Knowable Me started with a simple belief: lived experience is a form of expertise.
Real insight doesn't come from hypotheticals or assumptions. It comes from people's everyday lives, from the friction they encounter and the workarounds they create. That's where the truth is. That's what gets missed when research is done at arm's length.
Today, Knowable Me connects a community of thousands of unique humans with organisations that want to design better systems, products, and services. We run surveys, interviews, and user experience research that goes beyond ticking boxes. The goal isn't compliance. It's understanding.
Behind the scenes, it's a delicate balance. Knowable Me is a two-audience business. If we don't have people willing to share their experiences, we don't have organisations who want to hear them. And if organisations are ready to listen but the community isn't there, everything stalls. Holding both sides at the same time is one of the hardest parts of scaling this work.
Disability inclusion remains central to who we are, but over time it became clear that exclusion doesn't exist in neat categories. Humans don't live in the middle of a bell curve, and nothing meaningful is built for "average". I'm blind, but I'm also left-handed. Some days, the scissors are more disabling than my vision.
That's why Knowable Me has expanded to focus on unique humans more broadly. Not to diminish disability, but to acknowledge that people are shaped by many intersecting experiences. Culture, language, age, gender, class, migration, body size. These things affect how people move through the world, and they're rarely explored properly in research. We don't dig deeply enough into why people are having the experiences they're having, or what specifically shapes those differences.
On a personal level, building Knowable Me has given me more confidence to stand in front of my own brand, though that's still a daily and sometimes hourly battle.
What it's also given me is enormous respect for people navigating a world that wasn't designed with them in mind.
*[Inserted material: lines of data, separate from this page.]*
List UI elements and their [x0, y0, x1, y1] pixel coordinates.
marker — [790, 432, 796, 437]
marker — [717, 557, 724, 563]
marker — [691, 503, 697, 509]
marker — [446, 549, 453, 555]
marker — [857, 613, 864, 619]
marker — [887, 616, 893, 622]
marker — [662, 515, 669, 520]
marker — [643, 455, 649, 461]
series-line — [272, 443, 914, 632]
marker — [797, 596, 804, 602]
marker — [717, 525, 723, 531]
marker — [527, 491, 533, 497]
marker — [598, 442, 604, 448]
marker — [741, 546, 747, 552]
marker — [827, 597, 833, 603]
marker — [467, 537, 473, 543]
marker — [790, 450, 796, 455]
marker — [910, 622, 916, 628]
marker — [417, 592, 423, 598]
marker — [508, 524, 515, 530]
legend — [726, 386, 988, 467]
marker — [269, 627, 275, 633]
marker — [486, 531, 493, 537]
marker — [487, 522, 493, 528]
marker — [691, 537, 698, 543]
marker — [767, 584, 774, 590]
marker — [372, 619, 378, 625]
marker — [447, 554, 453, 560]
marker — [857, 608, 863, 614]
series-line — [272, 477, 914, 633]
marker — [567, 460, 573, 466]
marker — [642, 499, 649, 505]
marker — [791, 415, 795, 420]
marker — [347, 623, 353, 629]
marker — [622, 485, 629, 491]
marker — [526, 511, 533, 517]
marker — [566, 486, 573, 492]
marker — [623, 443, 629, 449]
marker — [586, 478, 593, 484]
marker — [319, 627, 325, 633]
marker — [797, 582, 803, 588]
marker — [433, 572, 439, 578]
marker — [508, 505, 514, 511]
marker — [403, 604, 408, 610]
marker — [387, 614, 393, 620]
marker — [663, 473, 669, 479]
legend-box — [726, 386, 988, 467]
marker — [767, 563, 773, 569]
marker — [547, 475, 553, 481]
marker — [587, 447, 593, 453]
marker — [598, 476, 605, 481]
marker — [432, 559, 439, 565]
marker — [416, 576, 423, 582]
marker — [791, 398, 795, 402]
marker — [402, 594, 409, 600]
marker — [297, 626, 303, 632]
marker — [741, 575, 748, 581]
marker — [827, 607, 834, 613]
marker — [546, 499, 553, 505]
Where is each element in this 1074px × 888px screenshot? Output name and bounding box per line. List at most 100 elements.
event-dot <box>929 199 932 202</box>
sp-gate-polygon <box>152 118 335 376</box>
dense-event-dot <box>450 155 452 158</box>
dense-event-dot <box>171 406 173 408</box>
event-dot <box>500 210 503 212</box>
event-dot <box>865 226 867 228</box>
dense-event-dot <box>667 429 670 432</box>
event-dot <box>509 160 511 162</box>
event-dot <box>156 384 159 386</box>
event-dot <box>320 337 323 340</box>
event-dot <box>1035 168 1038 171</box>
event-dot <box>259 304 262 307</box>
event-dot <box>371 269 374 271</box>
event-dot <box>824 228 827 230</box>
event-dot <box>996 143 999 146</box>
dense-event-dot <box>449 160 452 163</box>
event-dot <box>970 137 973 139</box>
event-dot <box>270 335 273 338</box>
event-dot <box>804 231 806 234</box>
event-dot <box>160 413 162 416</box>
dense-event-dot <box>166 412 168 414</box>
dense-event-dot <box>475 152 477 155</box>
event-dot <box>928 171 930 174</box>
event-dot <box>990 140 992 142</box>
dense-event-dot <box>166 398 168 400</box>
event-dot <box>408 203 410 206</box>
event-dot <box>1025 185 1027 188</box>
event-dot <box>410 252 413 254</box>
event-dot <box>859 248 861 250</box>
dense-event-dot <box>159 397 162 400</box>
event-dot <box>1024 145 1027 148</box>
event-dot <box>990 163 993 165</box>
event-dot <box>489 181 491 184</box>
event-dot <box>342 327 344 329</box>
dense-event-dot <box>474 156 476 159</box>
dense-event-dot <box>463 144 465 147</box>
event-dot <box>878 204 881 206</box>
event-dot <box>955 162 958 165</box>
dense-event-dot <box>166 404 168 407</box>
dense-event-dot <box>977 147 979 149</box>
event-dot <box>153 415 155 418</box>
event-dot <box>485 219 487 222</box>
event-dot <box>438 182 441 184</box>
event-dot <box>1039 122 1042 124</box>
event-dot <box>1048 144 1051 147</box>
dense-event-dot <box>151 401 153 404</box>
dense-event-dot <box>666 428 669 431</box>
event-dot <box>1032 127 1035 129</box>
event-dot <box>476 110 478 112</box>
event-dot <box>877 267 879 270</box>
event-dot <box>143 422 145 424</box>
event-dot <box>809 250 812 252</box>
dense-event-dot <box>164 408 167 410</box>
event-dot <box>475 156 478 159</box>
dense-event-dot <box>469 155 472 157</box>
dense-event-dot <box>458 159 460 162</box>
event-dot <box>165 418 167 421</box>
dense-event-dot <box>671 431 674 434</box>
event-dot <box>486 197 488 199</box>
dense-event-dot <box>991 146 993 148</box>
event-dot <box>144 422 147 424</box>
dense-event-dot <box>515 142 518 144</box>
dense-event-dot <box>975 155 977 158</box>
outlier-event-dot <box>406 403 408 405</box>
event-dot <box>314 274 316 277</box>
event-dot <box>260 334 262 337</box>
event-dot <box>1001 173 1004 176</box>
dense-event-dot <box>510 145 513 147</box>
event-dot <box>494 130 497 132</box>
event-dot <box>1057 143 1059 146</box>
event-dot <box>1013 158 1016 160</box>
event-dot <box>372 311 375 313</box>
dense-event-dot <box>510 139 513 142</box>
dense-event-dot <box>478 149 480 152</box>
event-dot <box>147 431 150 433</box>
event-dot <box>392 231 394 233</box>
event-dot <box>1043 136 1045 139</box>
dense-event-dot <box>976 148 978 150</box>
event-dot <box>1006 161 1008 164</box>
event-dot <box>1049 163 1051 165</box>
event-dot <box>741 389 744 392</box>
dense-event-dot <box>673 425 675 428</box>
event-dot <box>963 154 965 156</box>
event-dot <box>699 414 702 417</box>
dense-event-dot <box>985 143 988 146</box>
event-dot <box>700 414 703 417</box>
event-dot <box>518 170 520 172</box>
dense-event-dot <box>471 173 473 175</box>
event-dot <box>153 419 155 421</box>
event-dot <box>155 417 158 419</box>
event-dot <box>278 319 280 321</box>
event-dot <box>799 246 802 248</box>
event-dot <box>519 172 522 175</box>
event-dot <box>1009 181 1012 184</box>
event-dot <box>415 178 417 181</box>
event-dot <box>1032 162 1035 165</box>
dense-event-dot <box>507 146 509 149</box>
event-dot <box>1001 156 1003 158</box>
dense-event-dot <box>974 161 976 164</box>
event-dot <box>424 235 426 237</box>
Listening to those stories is a privilege, and I don't take lightly the trust people place in us when they share them.
The name Knowable Me came later than most people expect. I've always loved Maya Angelou's idea of doing what you know until you know better, then doing better. I wrestled with different "know"-based names for a while. Then a friend pointed out that knowable.me was available as a domain. Technically it's Montenegro's country code. Practically, it just felt right.
The name didn't define the business. The work earned the name.
What I wish more people had is the bravery to hear things that are uncomfortable, not from a place of defensiveness or fear, but from curiosity.
We shut down curiosity far too quickly. That instinctive, childlike need to ask why. But curiosity is where change starts, especially when it's intentional and paired with a willingness to do something differently.
That's what Knowable Me exists to support. Not perfection. Not getting it right the first time. Just people and organisations willing to listen, learn, and do better.
This article is written by one of our brilliant community members. Their experiences, opinions and perspectives are uniquely their own — and that’s exactly why they matter. They don’t necessarily reflect the views of Knowable Me or our partners, but they do reflect real life. And we think sharing real life is how things change.